# Help with Determining whether this series is convergent or divergent.

$$\sum_{n=1}^\infty = \frac{(n^{2/3})}{1+2n}$$

Determine whether the series is divergent or convergent, and if convergent, then whether absolutely or conditionally convergent:

I used the ratio test to determine this answer, But my result is that the limit is simply 1. meaning it is inconclusive. I would just like to know if that is right or perhaps I made a mistake somewhere. thank you.

• The ration test is inconclusive; try comparison. – Angina Seng Jun 21 '17 at 17:23
• ohhh, okay I will go try that, thank you – M.Bucciacchio Jun 21 '17 at 17:25

$$\sum \frac{n^{2/3}}{2n+1}\geq\sum\frac{1}{2n+1}$$

Edit: The series on the right is divergent. Hence, by Basic Comparison Test so is the original series. If you wish to do this using limit comparison test then

Let $$a_n= \frac{n^{2/3}}{2n+1}=\frac{n^{2/3}}{n\left(2+\frac1n\right)}=\frac{1}{n^{1/3}\left(2+\frac1n\right)}$$

Let$$b_n=\frac{1}{n^{1/3}}$$

Then $$\lim\frac{a_n}{b_n}=\frac{1}{\left(2+\frac1n\right)}=\frac12$$ which is finite and non-zero. Hence, by Limit Comparison Test, $\sum a_n$ diverges. (since $\sum b_n$ diverges)

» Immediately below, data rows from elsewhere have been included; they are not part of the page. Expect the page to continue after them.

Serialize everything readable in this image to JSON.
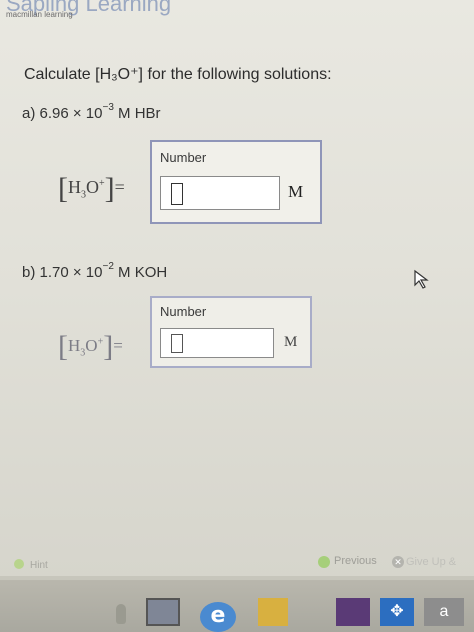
{
  "brand": {
    "name": "Sapling Learning",
    "sub": "macmillan learning"
  },
  "question": {
    "text": "Calculate [H₃O⁺] for the following solutions:"
  },
  "parts": [
    {
      "label_prefix": "a) 6.96 × 10",
      "exponent": "−3",
      "label_suffix": " M HBr",
      "box_title": "Number",
      "value": "",
      "unit": "M"
    },
    {
      "label_prefix": "b) 1.70 × 10",
      "exponent": "−2",
      "label_suffix": " M KOH",
      "box_title": "Number",
      "value": "",
      "unit": "M"
    }
  ],
  "formula": {
    "h": "H",
    "sub3": "3",
    "o": "O",
    "plus": "+",
    "equals": "="
  },
  "footer": {
    "hint": "Hint",
    "previous": "Previous",
    "give_up": "Give Up &"
  },
  "taskbar": {
    "ie_glyph": "e",
    "a_label": "a"
  },
  "colors": {
    "box_border": "#8f95b8",
    "page_bg": "#e9e8e1"
  }
}
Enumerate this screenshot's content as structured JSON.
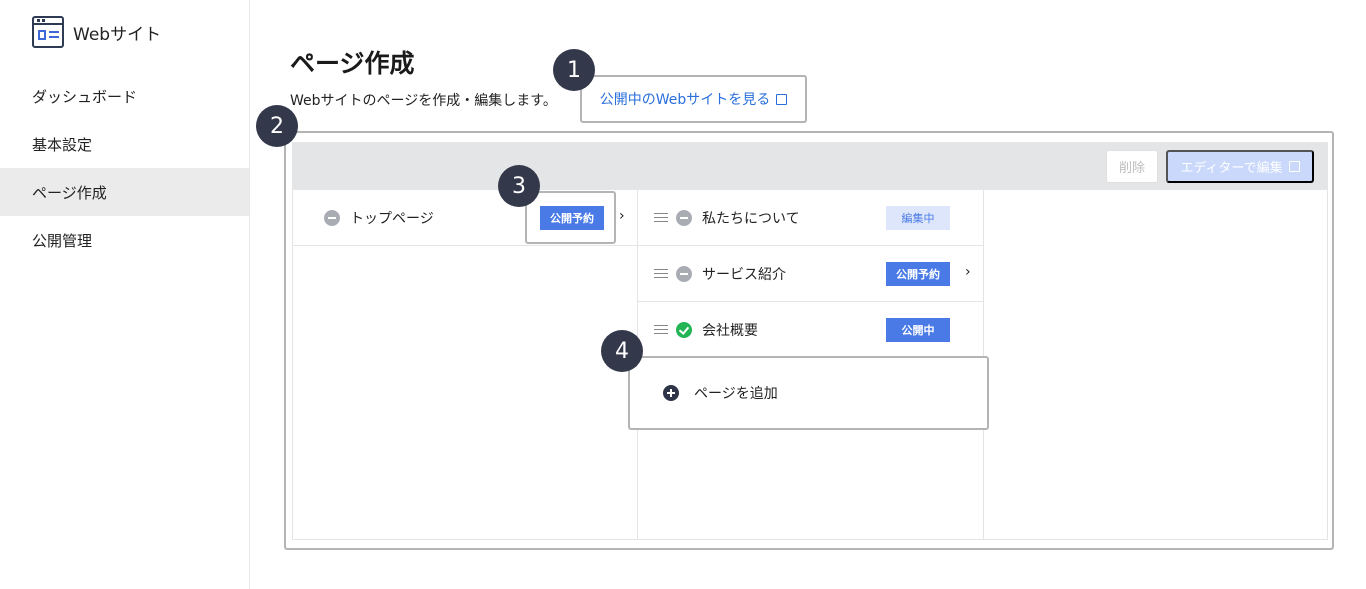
{
  "sidebar": {
    "brand": "Webサイト",
    "brand_icon": "website-layout-icon",
    "items": [
      {
        "label": "ダッシュボード"
      },
      {
        "label": "基本設定"
      },
      {
        "label": "ページ作成",
        "active": true
      },
      {
        "label": "公開管理"
      }
    ]
  },
  "header": {
    "title": "ページ作成",
    "description": "Webサイトのページを作成・編集します。",
    "view_site_label": "公開中のWebサイトを見る"
  },
  "callouts": [
    "1",
    "2",
    "3",
    "4"
  ],
  "toolbar": {
    "delete_label": "削除",
    "editor_label": "エディターで編集"
  },
  "tree": {
    "root": {
      "label": "トップページ",
      "status": "公開予約",
      "status_icon": "minus-circle-icon"
    },
    "children": [
      {
        "label": "私たちについて",
        "status": "編集中",
        "status_icon": "minus-circle-icon"
      },
      {
        "label": "サービス紹介",
        "status": "公開予約",
        "status_icon": "minus-circle-icon"
      },
      {
        "label": "会社概要",
        "status": "公開中",
        "status_icon": "check-circle-icon"
      }
    ],
    "add_label": "ページを追加"
  },
  "colors": {
    "accent": "#4a7ae6",
    "link": "#2a6fdb",
    "published": "#22b455",
    "callout": "#33384a"
  }
}
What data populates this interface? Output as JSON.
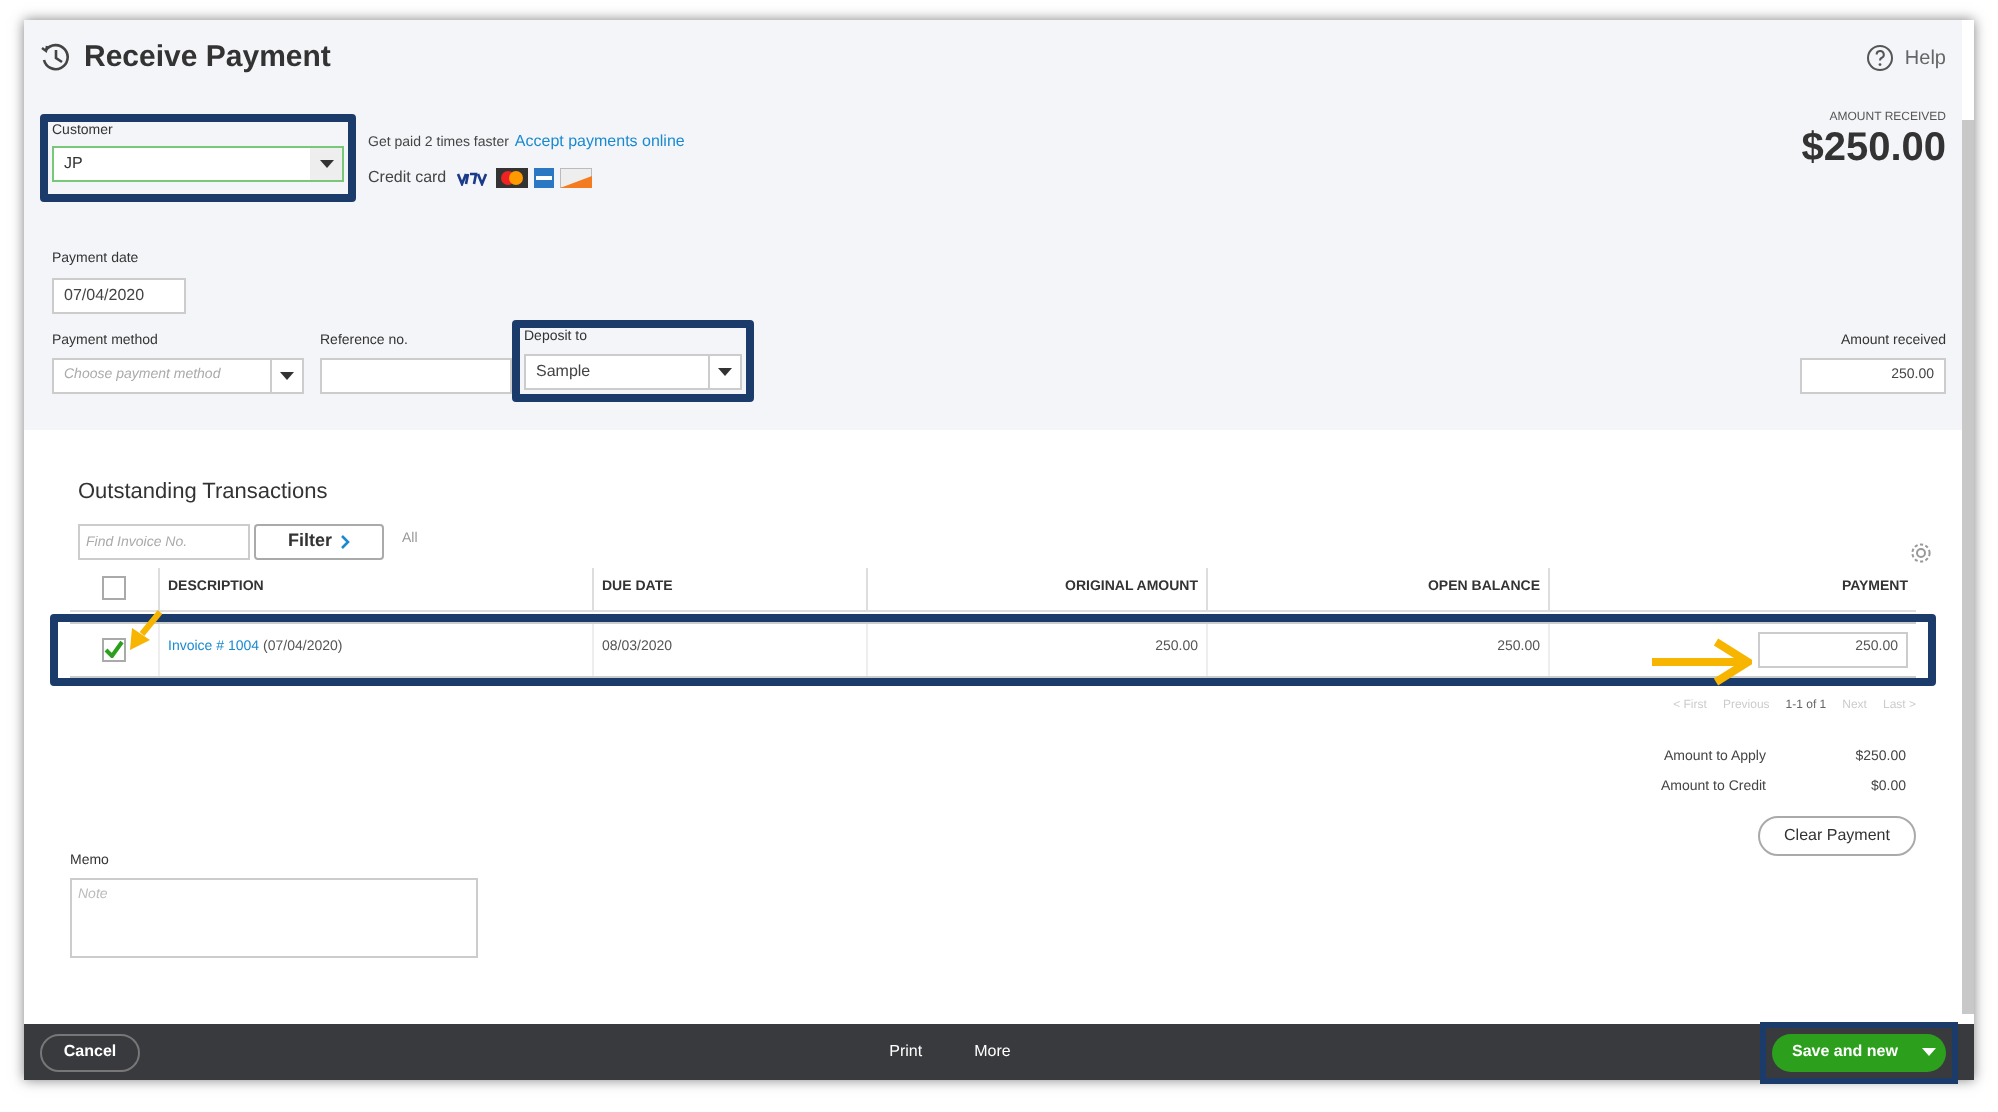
{
  "header": {
    "title": "Receive Payment",
    "help": "Help"
  },
  "customer": {
    "label": "Customer",
    "value": "JP"
  },
  "promo": {
    "text": "Get paid 2 times faster",
    "link": "Accept payments online",
    "credit_label": "Credit card"
  },
  "amount_summary": {
    "label": "AMOUNT RECEIVED",
    "value": "$250.00"
  },
  "payment_date": {
    "label": "Payment date",
    "value": "07/04/2020"
  },
  "payment_method": {
    "label": "Payment method",
    "placeholder": "Choose payment method"
  },
  "reference_no": {
    "label": "Reference no."
  },
  "deposit_to": {
    "label": "Deposit to",
    "value": "Sample"
  },
  "amount_received": {
    "label": "Amount received",
    "value": "250.00"
  },
  "outstanding": {
    "title": "Outstanding Transactions",
    "find_placeholder": "Find Invoice No.",
    "filter": "Filter",
    "all": "All",
    "select_all_checked": false,
    "columns": [
      "DESCRIPTION",
      "DUE DATE",
      "ORIGINAL AMOUNT",
      "OPEN BALANCE",
      "PAYMENT"
    ],
    "rows": [
      {
        "checked": true,
        "invoice": "Invoice # 1004",
        "invoice_date": "(07/04/2020)",
        "due_date": "08/03/2020",
        "original_amount": "250.00",
        "open_balance": "250.00",
        "payment": "250.00"
      }
    ]
  },
  "pagination": {
    "first": "< First",
    "previous": "Previous",
    "range": "1-1 of 1",
    "next": "Next",
    "last": "Last >"
  },
  "totals": [
    {
      "label": "Amount to Apply",
      "value": "$250.00"
    },
    {
      "label": "Amount to Credit",
      "value": "$0.00"
    }
  ],
  "clear_payment": "Clear Payment",
  "memo": {
    "label": "Memo",
    "placeholder": "Note"
  },
  "footer": {
    "cancel": "Cancel",
    "print": "Print",
    "more": "More",
    "save": "Save and new"
  }
}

• okay, so if i understand the limit comparison test, i can take the first series and divide it by the second series ? – M.Bucciacchio Jun 21 '17 at 17:51
• @M.Bucciacchio I have edited my answer to give more details. Let me know if you have trouble anywhere. – Sahiba Arora Jun 21 '17 at 18:02
• thank you so much this cleared it up nicely, i just find comparison tests very confusing. – M.Bucciacchio Jun 21 '17 at 18:12
• @M.Bucciacchio Practice. Practice. Practice. – Sahiba Arora Jun 21 '17 at 18:16

Note that $$\frac{n^{2/3}}{1+2n}\sim\frac{1}{n^{1/3}}$$ so that by the limit comparison test and the p-series test the series diverges ($1/3<1$).